You are singing my lullaby, apple.   Every night I hear a version of this song, sung in three part harmony.


----------



## Chesters Daughter (Sep 29, 2010)

Oh, Sondra, you naughty girl. I clicked on expecting to be swept away by another of your exotic journeys, but only made it as far as my backyard. Never thought the economy was so bad it would trickle down to imaginary trips, cheaper to keep it close to home, I suppose. The repetition is to die for, hon, expertly executed *wink*, too lazy to look for the smiley. I officially nominate you for this year's award for most original piece. I got a kick out of this, love.


----------



## apple (Sep 30, 2010)

Thank you *Gumby* and *CD* for your input and thoughts. A backyard can sometimes be profound.  And *JonM* yes, this is very deep. I will interpret the poem from dogspeak to English for you.  I know it is hard to understand.  

Beautiful Night 

and the night sifts through my fur; 
soft breeze inside moonlight.
I raise my head to the sweetness.
The earth seems holy.

A frail, finger of sound shivers in the distance.
My senses prickle to something familial, 
the scent of musk, rust, and feral tangle.
I remember a certain moon.

Urged toward the sound, I search for _that_ moon
and in exhilaration, I answer again,
and again and again.


----------



## WhitakerRStanton (Sep 30, 2010)

~


----------



## Martin (Sep 30, 2010)

Dearest Sondra, though I like your romanticized interpretation, I do believe it's not spot on.

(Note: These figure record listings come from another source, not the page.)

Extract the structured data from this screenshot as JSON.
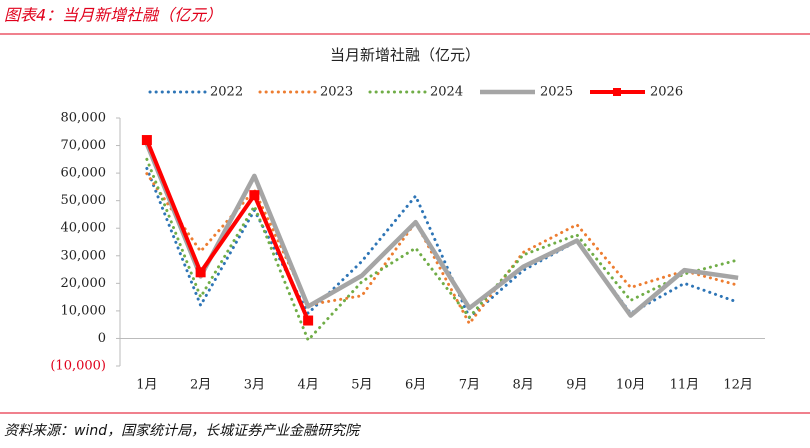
{
  "header": {
    "title": "图表4：当月新增社融（亿元）"
  },
  "footer": {
    "source": "资料来源：wind，国家统计局，长城证券产业金融研究院"
  },
  "chart_data": {
    "type": "line",
    "title": "当月新增社融（亿元）",
    "categories": [
      "1月",
      "2月",
      "3月",
      "4月",
      "5月",
      "6月",
      "7月",
      "8月",
      "9月",
      "10月",
      "11月",
      "12月"
    ],
    "series": [
      {
        "name": "2022",
        "color": "#2e75b6",
        "line_style": "dotted",
        "values": [
          61700,
          12000,
          46500,
          9100,
          28000,
          51700,
          7600,
          24700,
          35300,
          9100,
          20000,
          13100
        ]
      },
      {
        "name": "2023",
        "color": "#ed7d31",
        "line_style": "dotted",
        "values": [
          59800,
          31600,
          53800,
          12200,
          15500,
          42200,
          5400,
          31200,
          41300,
          18500,
          24500,
          19300
        ]
      },
      {
        "name": "2024",
        "color": "#70ad47",
        "line_style": "dotted",
        "values": [
          65000,
          15000,
          48000,
          -600,
          20600,
          32800,
          7700,
          30300,
          37600,
          13800,
          23400,
          28500
        ]
      },
      {
        "name": "2025",
        "color": "#a5a5a5",
        "line_style": "solid",
        "values": [
          70600,
          22500,
          59000,
          11600,
          22800,
          42200,
          11000,
          26000,
          35500,
          8300,
          24800,
          22000
        ]
      },
      {
        "name": "2026",
        "color": "#ff0000",
        "line_style": "solid",
        "marker": "square",
        "values": [
          72000,
          24000,
          52000,
          6500,
          null,
          null,
          null,
          null,
          null,
          null,
          null,
          null
        ]
      }
    ],
    "ylim": [
      -10000,
      80000
    ],
    "yticks": [
      {
        "value": -10000,
        "label": "(10,000)"
      },
      0,
      {
        "value": 10000,
        "label": "10,000"
      },
      {
        "value": 20000,
        "label": "20,000"
      },
      {
        "value": 30000,
        "label": "30,000"
      },
      {
        "value": 40000,
        "label": "40,000"
      },
      {
        "value": 50000,
        "label": "50,000"
      },
      {
        "value": 60000,
        "label": "60,000"
      },
      {
        "value": 70000,
        "label": "70,000"
      },
      {
        "value": 80000,
        "label": "80,000"
      }
    ],
    "legend": "top"
  }
}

It's been a while since I spoke dog, but here's what I got from it:

*Beautiful night*

Who's there?
Show yourself.
You stranger, better keep out
or I'll wake master.

MASTER, WAKEUPWAKEUPWAKEUPWAKEUP

OMG!
Look at the moon,
it's a total complete full moon,
it's so intense OMG!

Wait, what was I doing?

Ah, yes; YOU, GETOUTGETOUTGETOUTGETOUTGETOUT...


----------



## apple (Sep 30, 2010)

Please Martin shut me up from laughing.  I'm sure you jest because you must know, Martin, you are speaking and interpreting in curbonics the canine equivilent to ebonics. And you took it quite literally.  I interpreted in the Kings English using poetic flair and, of course, poetic liscence.  You say taters, I say Potato. 

Yes, I'm still laughing, because it's funny ( but so dog cliched)


----------



## Gumby (Sep 30, 2010)

Well, perhaps it is all in the ear of the beholder then.


----------



## SilverMoon (Sep 30, 2010)

Apple, not being familiar with your work, imagine the look on my face when I read your first. You were in the dog house! Then in the interprative poem "Beautiful Night" you had gained all my respect and then I was in the dog house. I'll try to redeem myself, here.

Being a lover of imagery which of course I apply to my own verse, I was in 
Word Nirvana. (Martin might say)



> YOU, GETOUTGETOUTGETOUTGETOUTGETOUT...


 
But "Word Nirvana" it is. As crazy it sounds.

Simply brilliant. You've incorporated Personification and one more "f" or "s" would render a Similie. 


> A frail, finger of sound shivers in the distance


 
This was an immediate re-read because "in" threw me off. Then realized how affective it was marrying "breeze" and "moonlight". A deep relationship! 


> soft breeze inside moonlight


 
I'm partial to this because I've used "Holy" in similar context as yours.


> The earth seems holy.


 
So, I'm really looking forward to reading more of your work. Laurie


----------



## apple (Oct 4, 2010)

Thank you Laurie.  I've been in a writers cramp for a long time, but it feels good to be back.Thank you for your comments.and I'm glad I got out of the dog house.  The idea of "Word Nirvana'  is beautiful  (thanks to Martin?)    my best to you,    Sondra


----------



## chrislewis (Oct 5, 2010)

I love this poem. It sounds like a beautiful place to be. I live in a district of Osaka city that is bizarrely quiet at night and find myself wishing a car would swish past every now and then! Is it available on audio cassette?


----------



## Gumby (Oct 5, 2010)

chrislewis said:


> I love this poem. It sounds like a beautiful place to be. I live in a district of Osaka city that is bizarrely quiet at night and find myself wishing a car would swish past every now and then! Is it available on audio cassette?



I could maybe make a fortune then... if I recorded each night of the week in my own back yard and neighborhood, sell it as a CD. Hmmmm...


----------



## chrislewis (Oct 5, 2010)

Sounds like a plan. Can I pay via PayPal?;-)


----------



## Chesters Daughter (Oct 8, 2010)

Sondra, love, the English translation is beautiful and so very apt. Martin's version was none too shabby, either, absolutely hysterical. I must give you another nod for originality, I very much enjoyed this unique experience.

Best,
Lisa


----------